11. Meghan’s ‘Something Blue’
Meghan’s ‘something blue’ was another special tribute to Diana, as she wore the late Princesses aquamarine ring to her reception. She also wore a pair of Aquazzura heels in a nude mesh with a baby blue-painted heel, and drove off to the evening event with Harry in a silver-blue convertible Jaguar.
12. Harry’s Wedding Ring
Breaking royal protocol once again, Harry chose to wear a traditional wedding ring – a platinum band which he will wear on his ring finger. Neither Harry’s grandfather Prince Philip nor brother Prince William wear wedding bands, while his father Prince Charles chooses to wear a signet ring on his little finger.
13. The Bridesmaids & Pageboys
Yet another way the happy couple broke royal protocol? Traditionally most, if not all, of the bridesmaids and pageboys pulled from the royal pool. But Harry and Meghan had an even split – with three of the six bridesmaids and two of the four pageboys connected to the bride.

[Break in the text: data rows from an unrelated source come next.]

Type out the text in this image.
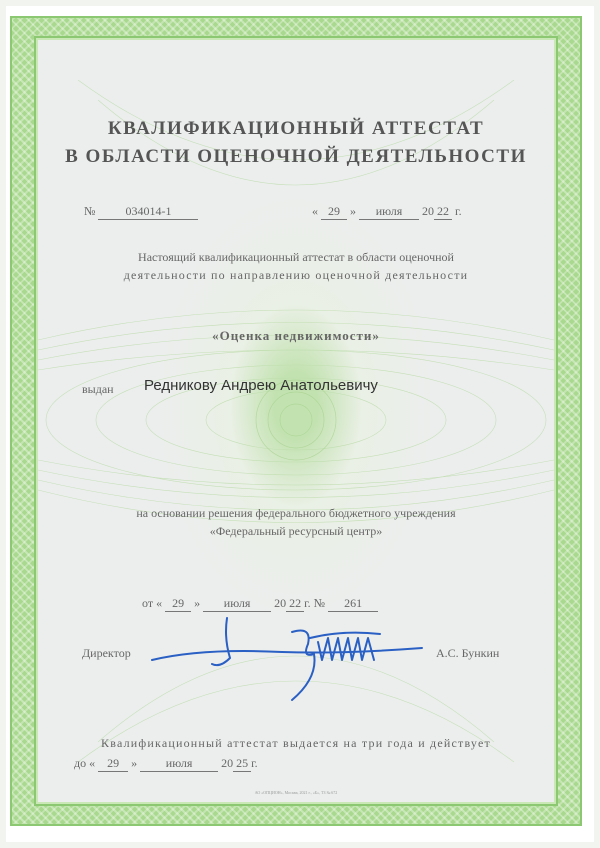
КВАЛИФИКАЦИОННЫЙ АТТЕСТАТ
В ОБЛАСТИ ОЦЕНОЧНОЙ ДЕЯТЕЛЬНОСТИ
№	034014-1	« 29 » июля 20 22 г.
Настоящий квалификационный аттестат в области оценочной
деятельности по направлению оценочной деятельности
«Оценка недвижимости»
выдан Редникову Андрею Анатольевичу
на основании решения федерального бюджетного учреждения
«Федеральный ресурсный центр»
от « 29 » июля 20 22 г. № 261
Директор	А.С. Бункин
Квалификационный аттестат выдается на три года и действует
до « 29 » июля 20 25 г.
АО «ОПЦИОН», Москва, 2021 г., «Б», ТЗ № 672
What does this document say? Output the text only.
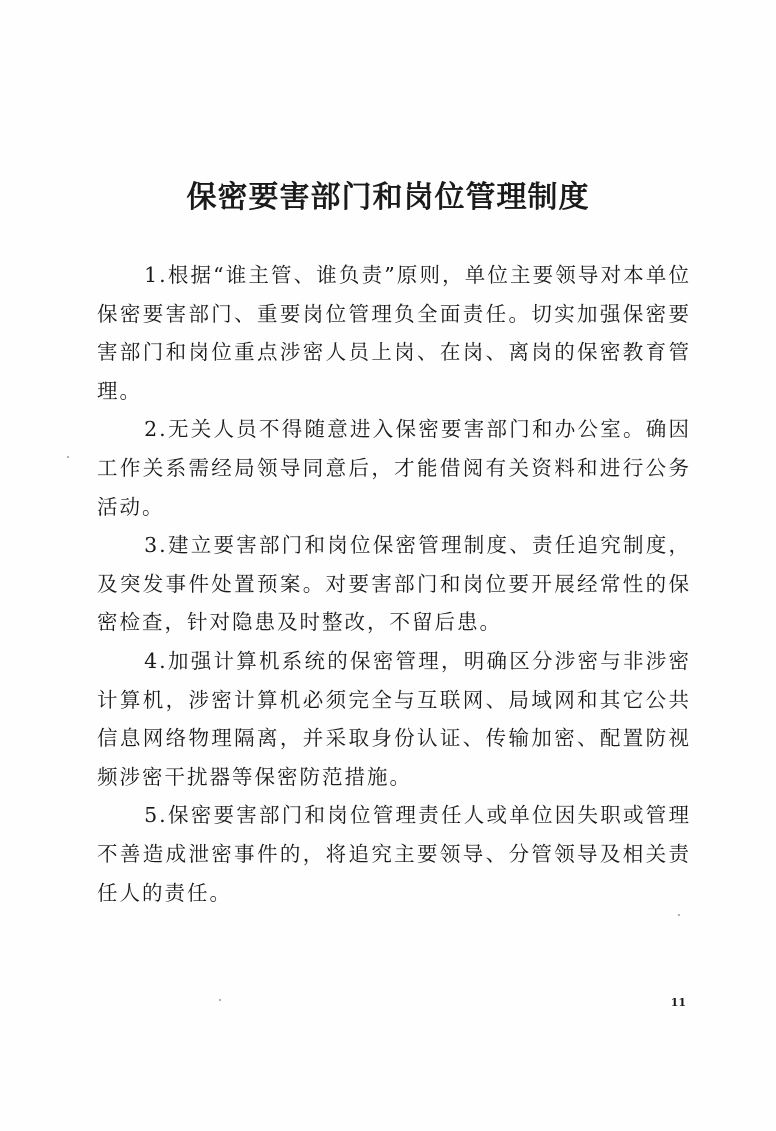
保密要害部门和岗位管理制度

1.根据“谁主管、谁负责”原则，单位主要领导对本单位保密要害部门、重要岗位管理负全面责任。切实加强保密要害部门和岗位重点涉密人员上岗、在岗、离岗的保密教育管理。

2.无关人员不得随意进入保密要害部门和办公室。确因工作关系需经局领导同意后，才能借阅有关资料和进行公务活动。

3.建立要害部门和岗位保密管理制度、责任追究制度，及突发事件处置预案。对要害部门和岗位要开展经常性的保密检查，针对隐患及时整改，不留后患。

4.加强计算机系统的保密管理，明确区分涉密与非涉密计算机，涉密计算机必须完全与互联网、局域网和其它公共信息网络物理隔离，并采取身份认证、传输加密、配置防视频涉密干扰器等保密防范措施。

5.保密要害部门和岗位管理责任人或单位因失职或管理不善造成泄密事件的，将追究主要领导、分管领导及相关责任人的责任。

11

And speaking of the little ones, we can’t not give a mention to the ever-adorable Princess Charlotte and Prince George, who’ve since become the star of countless royal wedding memes for their adorable wedding antics.
14. Kate Middleton
As she usually does at weddings, the Duchess of Cambridge chose to re-wear an outfit so as not to upstage the bride – this time opting for a bespoke, off-white Alexander McQueen coat dress. One of her wardrobe staples, Kate has worn the garment to a number of royal events, including Princess Charlotte’s christening in 2015 and Trooping the Colour in 2016. For Harry and Meghan’s wedding, she paired it with a Philip Treacy hat and a pair of Jimmy Choo heels.

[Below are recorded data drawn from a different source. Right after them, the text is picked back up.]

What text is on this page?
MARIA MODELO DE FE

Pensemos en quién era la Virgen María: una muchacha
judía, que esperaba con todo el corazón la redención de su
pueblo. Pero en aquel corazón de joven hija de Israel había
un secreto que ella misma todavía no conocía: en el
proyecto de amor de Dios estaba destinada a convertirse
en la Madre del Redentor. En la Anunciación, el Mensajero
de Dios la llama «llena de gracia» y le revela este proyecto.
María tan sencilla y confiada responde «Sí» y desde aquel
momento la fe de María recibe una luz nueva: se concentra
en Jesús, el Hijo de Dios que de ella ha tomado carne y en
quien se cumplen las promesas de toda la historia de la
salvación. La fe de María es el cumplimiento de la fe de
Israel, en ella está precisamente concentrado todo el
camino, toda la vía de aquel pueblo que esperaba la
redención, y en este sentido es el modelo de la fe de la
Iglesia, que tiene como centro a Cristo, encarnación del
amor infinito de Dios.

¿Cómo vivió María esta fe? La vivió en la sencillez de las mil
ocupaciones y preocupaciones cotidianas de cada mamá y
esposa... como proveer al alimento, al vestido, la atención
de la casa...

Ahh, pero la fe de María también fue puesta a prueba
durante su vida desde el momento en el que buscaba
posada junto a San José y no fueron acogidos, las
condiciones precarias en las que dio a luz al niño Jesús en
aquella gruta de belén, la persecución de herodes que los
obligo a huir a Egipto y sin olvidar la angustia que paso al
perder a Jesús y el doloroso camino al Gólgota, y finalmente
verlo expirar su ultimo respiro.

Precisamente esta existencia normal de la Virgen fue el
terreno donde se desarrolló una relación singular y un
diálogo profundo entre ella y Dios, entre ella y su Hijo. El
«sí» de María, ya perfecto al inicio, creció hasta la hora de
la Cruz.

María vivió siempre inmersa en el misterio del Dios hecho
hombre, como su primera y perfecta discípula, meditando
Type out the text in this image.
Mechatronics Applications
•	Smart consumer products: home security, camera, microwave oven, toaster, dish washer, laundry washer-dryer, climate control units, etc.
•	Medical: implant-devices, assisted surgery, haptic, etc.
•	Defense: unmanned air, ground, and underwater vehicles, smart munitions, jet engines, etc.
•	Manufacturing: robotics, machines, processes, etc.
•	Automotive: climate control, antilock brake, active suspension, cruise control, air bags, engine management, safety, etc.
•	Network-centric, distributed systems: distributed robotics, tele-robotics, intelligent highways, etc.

To help make her new sister-in-law’s day go as smoothly as possible, Kate also made sure all the bridesmaids and pageboys stayed in line, leading them into the church.
15. The Monumental Change In The Monarchy
Meghan being welcomed into the royal family is symbolic of our monarchy’s shift towards a more progressive outlook. There was a time when a senior royal having a relationship with a divorcee was seen as disastrous – just 17 years after Edward VIII abdicated in order to marry the twice-divorced Wallis Simpson, Princess Margaret was forced to give up her love affair with Group Captain Peter Townsend. Over half a century later, Prince Charles was able to finally marry his divorced long-term partner Camilla Parker-Bowles because of new ruling from the Church of England, but there was still public conflict surrounding the couple’s union.
But no more! Meghan is also the first American to marry a British royal, the first mixed-race woman and the first “proud feminist”. In short, she’s the royal role model this country needs right now – and we couldn’t be happier.